Revised Actuarial Value Percentage
CMS also finalized the rule to increase the actuarial value threshold used to determine whether prescription drug coverage is creditable in 2027. The revised simplified determination method (introduced for 2026) requires plans beginning in 2027 to pay at least 73% of covered prescription drug expenses to be deemed creditable (meaning employees are expected, on average, to pay no more than 27% of covered prescription drug expenses). Additional, to-be-announced incremental increases for 2028 and/or 2029 are expected, eventually settling at 75% for 2030.
It is important to note, group health plans are not required to offer prescription drug coverage that is deemed creditable, they only must communicate its status. Also, most insurance carriers, third party administrators (TPAs), or pharmacy benefit managers (PBMs) determine creditability for prescription drug plans on their customers’ behalf. But, in the event an employer must make their own determination, an actuarial tool is likely used, and such tools must be updated to reflect the 73% actuarial value standard for 2027 plan years as well as the official indexing for future years through 2030.

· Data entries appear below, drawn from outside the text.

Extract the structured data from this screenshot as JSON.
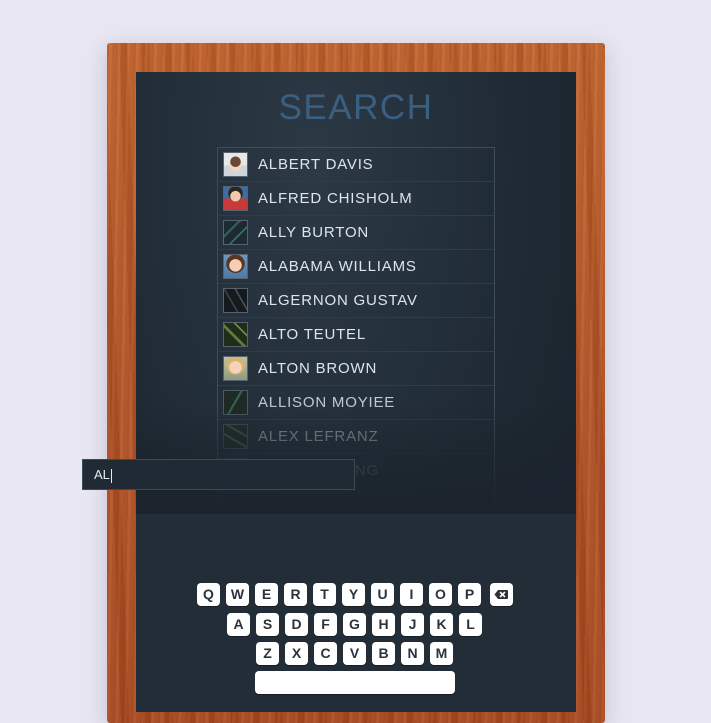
{
  "screen": {
    "title": "SEARCH"
  },
  "results": [
    {
      "name": "ALBERT DAVIS",
      "avatar": "child-portrait-icon"
    },
    {
      "name": "ALFRED CHISHOLM",
      "avatar": "child-portrait-icon"
    },
    {
      "name": "ALLY BURTON",
      "avatar": "leaf-pattern-icon"
    },
    {
      "name": "ALABAMA WILLIAMS",
      "avatar": "child-portrait-icon"
    },
    {
      "name": "ALGERNON GUSTAV",
      "avatar": "branch-pattern-icon"
    },
    {
      "name": "ALTO TEUTEL",
      "avatar": "leaf-pattern-icon"
    },
    {
      "name": "ALTON BROWN",
      "avatar": "child-portrait-icon"
    },
    {
      "name": "ALLISON MOYIEE",
      "avatar": "leaf-pattern-icon"
    },
    {
      "name": "ALEX LEFRANZ",
      "avatar": "leaf-pattern-icon"
    },
    {
      "name": "ALEC BALWING",
      "avatar": "leaf-pattern-icon"
    }
  ],
  "search": {
    "value": "AL"
  },
  "keyboard": {
    "row1": [
      "Q",
      "W",
      "E",
      "R",
      "T",
      "Y",
      "U",
      "I",
      "O",
      "P"
    ],
    "row2": [
      "A",
      "S",
      "D",
      "F",
      "G",
      "H",
      "J",
      "K",
      "L"
    ],
    "row3": [
      "Z",
      "X",
      "C",
      "V",
      "B",
      "N",
      "M"
    ],
    "backspace_icon": "backspace-icon",
    "space_label": ""
  }
}
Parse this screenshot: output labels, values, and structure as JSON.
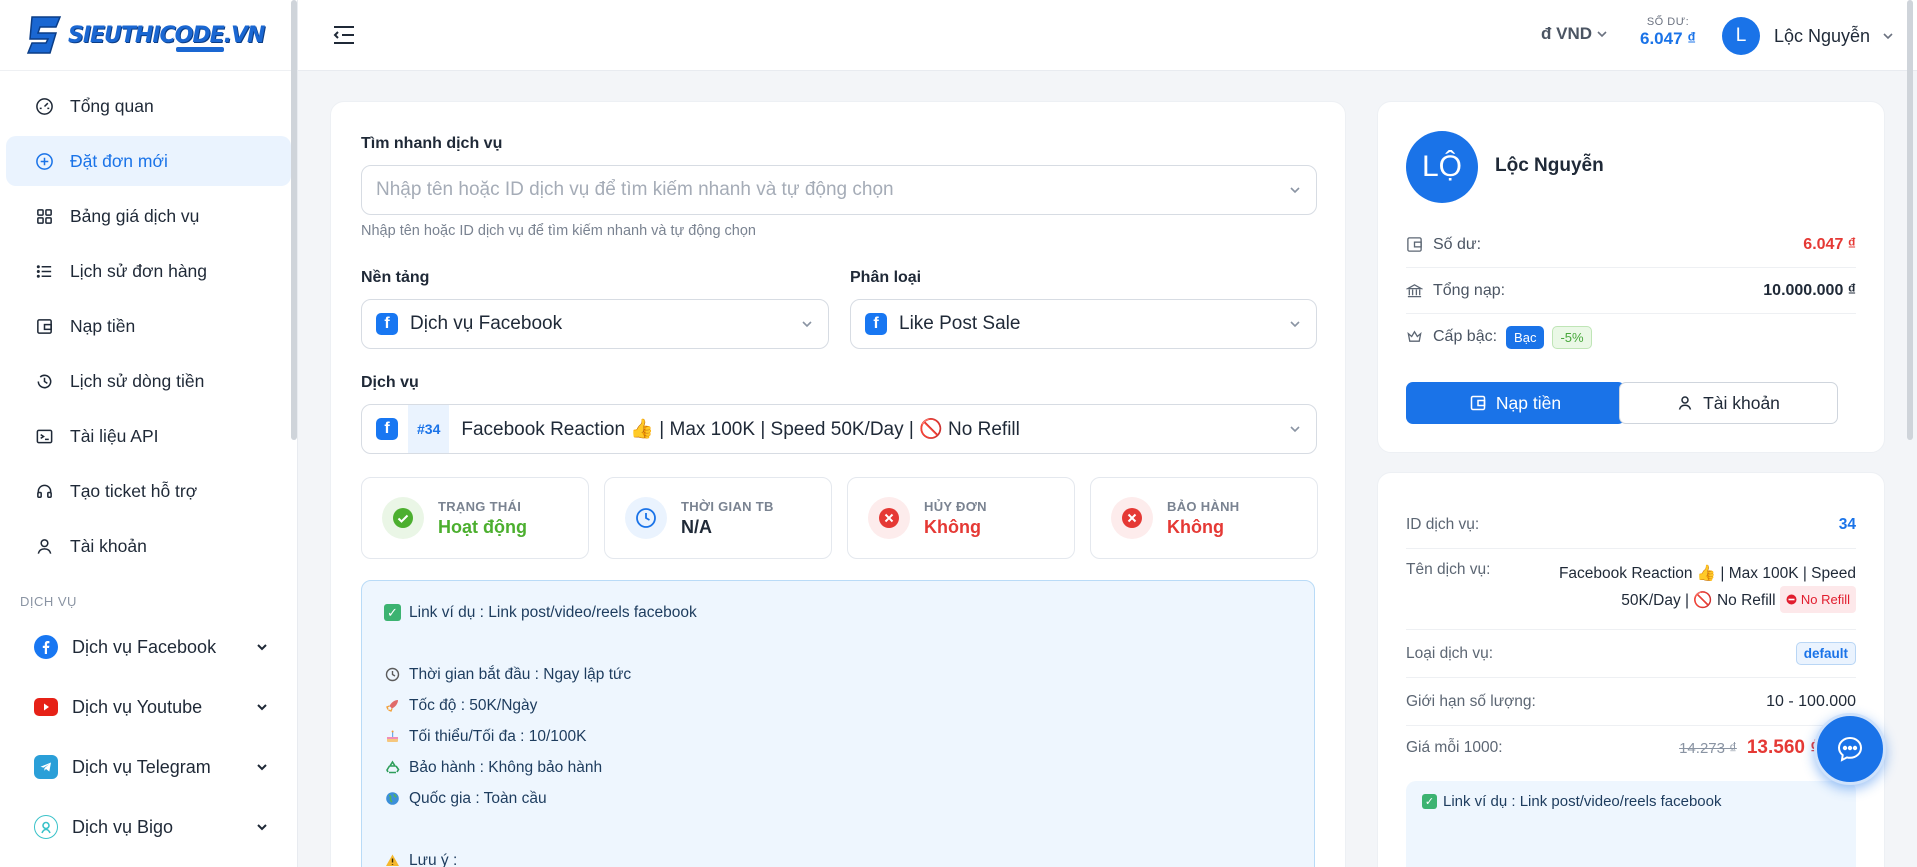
{
  "brand": {
    "logo_text": "SIEUTHICODE.VN"
  },
  "sidebar": {
    "items": [
      {
        "label": "Tổng quan",
        "icon": "gauge-icon"
      },
      {
        "label": "Đặt đơn mới",
        "icon": "plus-circle-icon"
      },
      {
        "label": "Bảng giá dịch vụ",
        "icon": "grid-icon"
      },
      {
        "label": "Lịch sử đơn hàng",
        "icon": "list-icon"
      },
      {
        "label": "Nạp tiền",
        "icon": "wallet-icon"
      },
      {
        "label": "Lịch sử dòng tiền",
        "icon": "history-icon"
      },
      {
        "label": "Tài liệu API",
        "icon": "terminal-icon"
      },
      {
        "label": "Tạo ticket hỗ trợ",
        "icon": "headset-icon"
      },
      {
        "label": "Tài khoản",
        "icon": "user-icon"
      }
    ],
    "section_label": "DỊCH VỤ",
    "services": [
      {
        "label": "Dịch vụ Facebook",
        "icon": "facebook-icon"
      },
      {
        "label": "Dịch vụ Youtube",
        "icon": "youtube-icon"
      },
      {
        "label": "Dịch vụ Telegram",
        "icon": "telegram-icon"
      },
      {
        "label": "Dịch vụ Bigo",
        "icon": "bigo-icon"
      }
    ]
  },
  "topbar": {
    "currency": "đ VND",
    "balance_caption": "SỐ DƯ:",
    "balance_value": "6.047 ₫",
    "avatar_letter": "L",
    "user_name": "Lộc Nguyễn"
  },
  "form": {
    "quick_search_label": "Tìm nhanh dịch vụ",
    "quick_search_placeholder": "Nhập tên hoặc ID dịch vụ để tìm kiếm nhanh và tự động chọn",
    "quick_search_hint": "Nhập tên hoặc ID dịch vụ để tìm kiếm nhanh và tự động chọn",
    "platform_label": "Nền tảng",
    "platform_value": "Dịch vụ Facebook",
    "category_label": "Phân loại",
    "category_value": "Like Post Sale",
    "service_label": "Dịch vụ",
    "service_id": "#34",
    "service_value": "Facebook Reaction 👍 | Max 100K | Speed 50K/Day | 🚫 No Refill"
  },
  "stats": [
    {
      "caption": "TRẠNG THÁI",
      "value": "Hoạt động",
      "icon": "check-circle-icon",
      "color": "#4caf2f"
    },
    {
      "caption": "THỜI GIAN TB",
      "value": "N/A",
      "icon": "clock-icon",
      "color": "#1f2937"
    },
    {
      "caption": "HỦY ĐƠN",
      "value": "Không",
      "icon": "x-circle-icon",
      "color": "#e53935"
    },
    {
      "caption": "BẢO HÀNH",
      "value": "Không",
      "icon": "x-circle-icon",
      "color": "#e53935"
    }
  ],
  "description": {
    "lines": [
      "Link ví dụ : Link post/video/reels facebook",
      "",
      "Thời gian bắt đầu : Ngay lập tức",
      "Tốc độ : 50K/Ngày",
      "Tối thiểu/Tối đa : 10/100K",
      "Bảo hành : Không bảo hành",
      "Quốc gia : Toàn cầu",
      "",
      "Lưu ý :"
    ]
  },
  "profile": {
    "avatar_text": "LỘ",
    "name": "Lộc Nguyễn",
    "balance_label": "Số dư:",
    "balance_value": "6.047 ₫",
    "total_label": "Tổng nạp:",
    "total_value": "10.000.000 ₫",
    "rank_label": "Cấp bậc:",
    "rank_value": "Bạc",
    "rank_discount": "-5%",
    "deposit_button": "Nạp tiền",
    "account_button": "Tài khoản"
  },
  "service_info": {
    "id_label": "ID dịch vụ:",
    "id_value": "34",
    "name_label": "Tên dịch vụ:",
    "name_value_line1": "Facebook Reaction 👍 | Max 100K | Speed",
    "name_value_line2": "50K/Day | 🚫 No Refill",
    "name_tag": "No Refill",
    "type_label": "Loại dịch vụ:",
    "type_value": "default",
    "limit_label": "Giới hạn số lượng:",
    "limit_value": "10 - 100.000",
    "price_label": "Giá mỗi 1000:",
    "price_old": "14.273 ₫",
    "price_new": "13.560 ₫",
    "desc_line": "Link ví dụ : Link post/video/reels facebook"
  },
  "colors": {
    "primary": "#1a73e8",
    "danger": "#e53935",
    "success": "#4caf2f"
  }
}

Regardless of how creditability status has been determined, the key requirement for employers is to furnish plan eligibles with the correct notice (i.e., either the Notice of Creditable Coverage or the Notice of non-Creditable Coverage) and report the creditability status to CMS each year.
PBM Regulation and Enforcement Updates
We continue to track several news items related to Pharmacy Benefit Managers (PBMs), including the following:
- Ohio Governor Signs New PBM Law. Effective July 1, 2027, Ohio’s House Bill HB 229 creates regulatory framework to impose and enforce several new licensing, transparency, conduct, and reporting requirements on PBMs doing business in Ohio. It also adds consumer protections and fair‑pharmacy rules, including limits on patient cost‑sharing and new rights for Ohio pharmacies to challenge PBM-enforced reimbursement caps.
- Tennessee PBM Laws Preempted by ERISA. Earlier this month, the Sixth Circuit Court of Appeals ruled that two significant portions of Tennessee’s PBM laws impermissibly interfered with self-funded ERISA plan design and administration and is therefore pre-empted by ERISA. As a result of this preemption, the court held that Tennessee cannot force ERISA self-funded plans or their PBMs to follow the state any‑willing‑provider and anti-steering provisions.
- Express Scripts Charged in RICO Lawsuit. In a recently filed class action lawsuit, Express Scripts and its parent company Cigna are being accused of running a fraudulent kickback and rebate-diversion scheme involving their Swiss affiliate Ascent Health Services. Although a rigorous defense is expected, these allegations of racketeering are particularly noteworthy because they fall under the Racketeer Influenced and Corruption Organizations (RICO) Act, a federal law normally used to prosecute organized crime. We will continue to follow this case as it winds its way through the courts.